I found this issue trying to figure out how to get a CSV of times written as "00:00:00" into i32s wrapped as a Time(i32) struct correctly, since it appears it's trying to naïvely cast the strings to ints and I found the documentation here decidedly maximal :/

spease commented 6 years ago

It sounds like you may want to use version 1.0.0-beta5 of the CSV crate: https://crates.io/crates/csv

And then implement deserialize (not deserializer) for the Time structure. But maybe I’m misunderstanding what you’re doing.

Sent from my iPhone

On May 10, 2018, at 11:41, eedahl notifications@github.com wrote:

I found this issue trying to figure out how to get a CSV of times written as "00:00:00" into i32s wrapped as a Time(i32) struct correctly, since it appears it's trying to naïvely cast the strings to ints and I found the documentation here decidedly maximal :/

— You are receiving this because you authored the thread. Reply to this email directly, view it on GitHub, or mute the thread.

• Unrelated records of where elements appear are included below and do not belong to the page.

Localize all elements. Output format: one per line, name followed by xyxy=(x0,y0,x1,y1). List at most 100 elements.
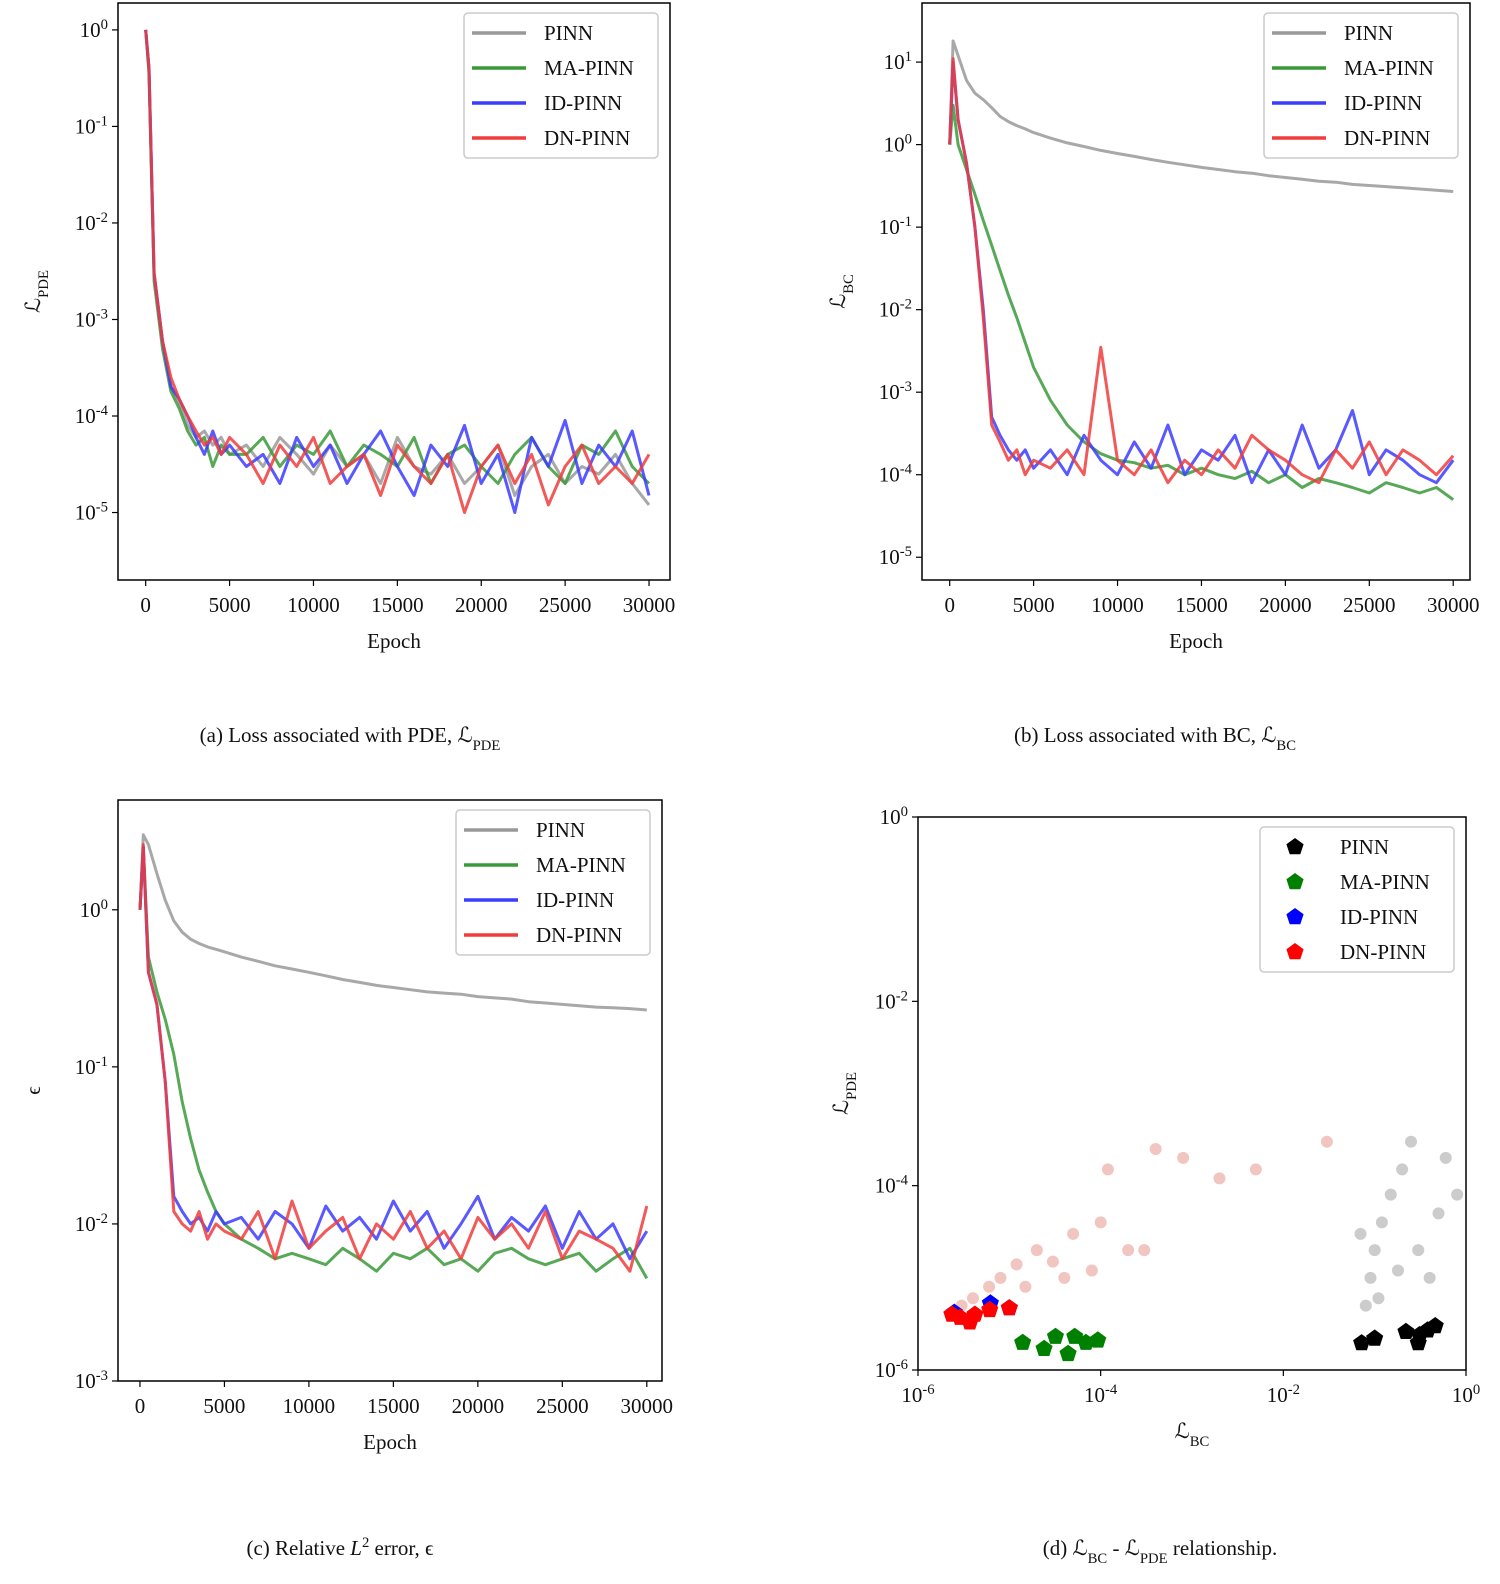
x-tick-label: 30000 xyxy=(621,1394,674,1418)
y-tick-label: 10-5 xyxy=(879,544,912,569)
y-tick-label: 100 xyxy=(884,132,912,157)
y-tick-label: 10-4 xyxy=(879,462,913,487)
legend-box xyxy=(463,12,659,159)
trail-point xyxy=(1058,1271,1071,1284)
x-tick-label: 15000 xyxy=(367,1394,420,1418)
x-tick-label-base: 10 xyxy=(1452,1383,1473,1407)
trail-point xyxy=(1213,1172,1226,1185)
y-tick-label-exp: -1 xyxy=(900,214,912,230)
x-tick-label: 0 xyxy=(944,593,955,617)
x-tick-label: 0 xyxy=(135,1394,146,1418)
y-tick-label: 10-1 xyxy=(75,113,108,138)
x-tick-label-exp: -4 xyxy=(1105,1382,1118,1398)
series-line xyxy=(138,845,649,1261)
x-tick-label: 10000 xyxy=(283,1394,336,1418)
trail-point xyxy=(1030,1244,1043,1257)
legend-box xyxy=(1263,12,1459,159)
trail-point xyxy=(1368,1244,1381,1257)
y-tick-label-exp: -3 xyxy=(96,1368,108,1384)
y-tick-label-base: 10 xyxy=(875,1358,896,1382)
legend-label: MA-PINN xyxy=(544,56,634,80)
y-tick-label: 10-1 xyxy=(75,1054,108,1079)
trail-point xyxy=(1396,1163,1409,1176)
y-axis-label-part: PDE xyxy=(36,270,52,298)
caption-part: L xyxy=(349,1536,362,1560)
legend-swatch xyxy=(1286,838,1304,855)
caption: (d) ℒBC - ℒPDE relationship. xyxy=(1043,1536,1278,1567)
x-axis-label-part: Epoch xyxy=(367,629,421,653)
y-tick-label-base: 10 xyxy=(879,380,900,404)
point xyxy=(1089,1331,1107,1348)
point xyxy=(1366,1329,1384,1346)
y-tick-label-base: 10 xyxy=(75,307,96,331)
legend-box xyxy=(455,809,651,956)
y-tick-label-base: 10 xyxy=(880,805,901,829)
trail-point xyxy=(1094,1216,1107,1229)
y-tick-label-exp: 0 xyxy=(101,17,108,33)
trail-point xyxy=(1354,1227,1367,1240)
x-tick-label: 0 xyxy=(140,593,151,617)
series-line xyxy=(144,29,651,514)
x-tick-label-exp: -6 xyxy=(922,1382,934,1398)
series-line xyxy=(138,843,649,1273)
caption-part: BC xyxy=(1088,1551,1108,1567)
x-tick-label: 5000 xyxy=(1013,593,1055,617)
y-tick-label-base: 10 xyxy=(884,133,905,157)
x-tick-label: 10000 xyxy=(287,593,340,617)
y-tick-label-exp: 0 xyxy=(101,897,108,913)
x-tick-label-base: 10 xyxy=(901,1383,922,1407)
y-tick-label-base: 10 xyxy=(75,404,96,428)
series-line xyxy=(948,57,1455,485)
trail-point xyxy=(1046,1255,1059,1268)
point xyxy=(1397,1322,1415,1339)
y-tick-label: 100 xyxy=(80,17,108,42)
y-tick-label-exp: -3 xyxy=(900,379,912,395)
y-tick-label: 10-3 xyxy=(75,1368,108,1393)
trail-point xyxy=(1451,1188,1464,1201)
caption-part: - ℒ xyxy=(1107,1536,1140,1560)
y-axis-label-part: ϵ xyxy=(21,1086,45,1095)
y-tick-label: 10-2 xyxy=(75,1211,108,1236)
trail-point xyxy=(994,1271,1007,1284)
x-tick-label: 10-4 xyxy=(1084,1382,1118,1407)
trail-point xyxy=(1122,1244,1135,1257)
y-tick-label-base: 10 xyxy=(75,114,96,138)
trail-point xyxy=(1375,1216,1388,1229)
y-tick-label-base: 10 xyxy=(879,463,900,487)
trail-point xyxy=(1359,1299,1372,1312)
trail-point xyxy=(983,1280,996,1293)
y-tick-label-exp: -3 xyxy=(96,306,108,322)
series-line xyxy=(948,103,1455,501)
trail-point xyxy=(1412,1244,1425,1257)
legend-label: DN-PINN xyxy=(544,126,630,150)
x-axis-label-part: ℒ xyxy=(1175,1419,1190,1443)
x-tick-label: 25000 xyxy=(536,1394,589,1418)
x-tick-label: 100 xyxy=(1452,1382,1480,1407)
series-line xyxy=(138,845,649,1280)
trail-point xyxy=(1067,1227,1080,1240)
x-axis-label-part: BC xyxy=(1190,1434,1210,1450)
caption-part: (d) ℒ xyxy=(1043,1536,1088,1560)
y-axis-label: ℒPDE xyxy=(21,270,52,313)
legend-label: ID-PINN xyxy=(536,888,614,912)
legend-swatch xyxy=(1286,873,1304,890)
trail-point xyxy=(1439,1151,1452,1164)
y-tick-label-base: 10 xyxy=(75,1055,96,1079)
x-tick-label: 20000 xyxy=(1259,593,1312,617)
point xyxy=(1059,1344,1077,1362)
series-line xyxy=(948,39,1454,193)
y-tick-label-exp: -2 xyxy=(896,988,908,1004)
point xyxy=(1014,1333,1032,1350)
y-tick-label: 100 xyxy=(880,804,908,829)
x-tick-label: 10000 xyxy=(1091,593,1144,617)
legend-label: ID-PINN xyxy=(544,91,622,115)
series-line xyxy=(138,833,647,1012)
y-tick-label-base: 10 xyxy=(879,215,900,239)
point xyxy=(966,1305,984,1322)
trail-point xyxy=(1372,1292,1385,1305)
y-tick-label-base: 10 xyxy=(80,898,101,922)
y-axis-label: ℒPDE xyxy=(829,1072,860,1115)
y-tick-label: 10-3 xyxy=(75,306,108,331)
legend-label: MA-PINN xyxy=(1344,56,1434,80)
y-tick-label: 101 xyxy=(884,49,912,74)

eedahl commented 6 years ago

That is actually what I'm doing,

#[derive(Deserialize)]
#[serde(remote = "Time")]
struct TimeDef(i32);

#[derive(Debug, Deserialize)]
pub struct Targets {
    #[serde(with = "TimeDef")]
    godlike: Time,
    #[serde(with = "TimeDef")]
    legendary: Time,
    #[serde(with = "TimeDef")]
    world_class: Time,
    #[serde(with = "TimeDef")]
    professional: Time,
    #[serde(with = "TimeDef")]
    good: Time,
    #[serde(with = "TimeDef")]
    ok: Time,
    #[serde(with = "TimeDef")]
    beginner: Time,
}

I want to reduce

    let mut r = csv::Reader::from_path("targets.csv").expect("Could not read file: targets.csv");
    r.records()
        .map(|r| r.unwrap())
        .map(|row| Targets {
            godlike: Time::from(&row[0]),
            legendary: Time::from(&row[1]),
            world_class: Time::from(&row[2]),
            professional: Time::from(&row[3]),
            good: Time::from(&row[4]),
            ok: Time::from(&row[5]),
            beginner: Time::from(&row[6]),
        })
        .collect()

into

    let mut r = csv::Reader::from_path("targets.csv").expect("Could not read file: targets.csv");
    r.deserialize()
        .map(|r| r.unwrap())
        .collect()

but the program panics at unwrap, since it seems to be trying to simply cast "00:00:00" to an integer. I may be lost in the woods here, but this seems like a simple use case for deserialization in serde, but looking at the documentation I'm afraid I'm quite lost.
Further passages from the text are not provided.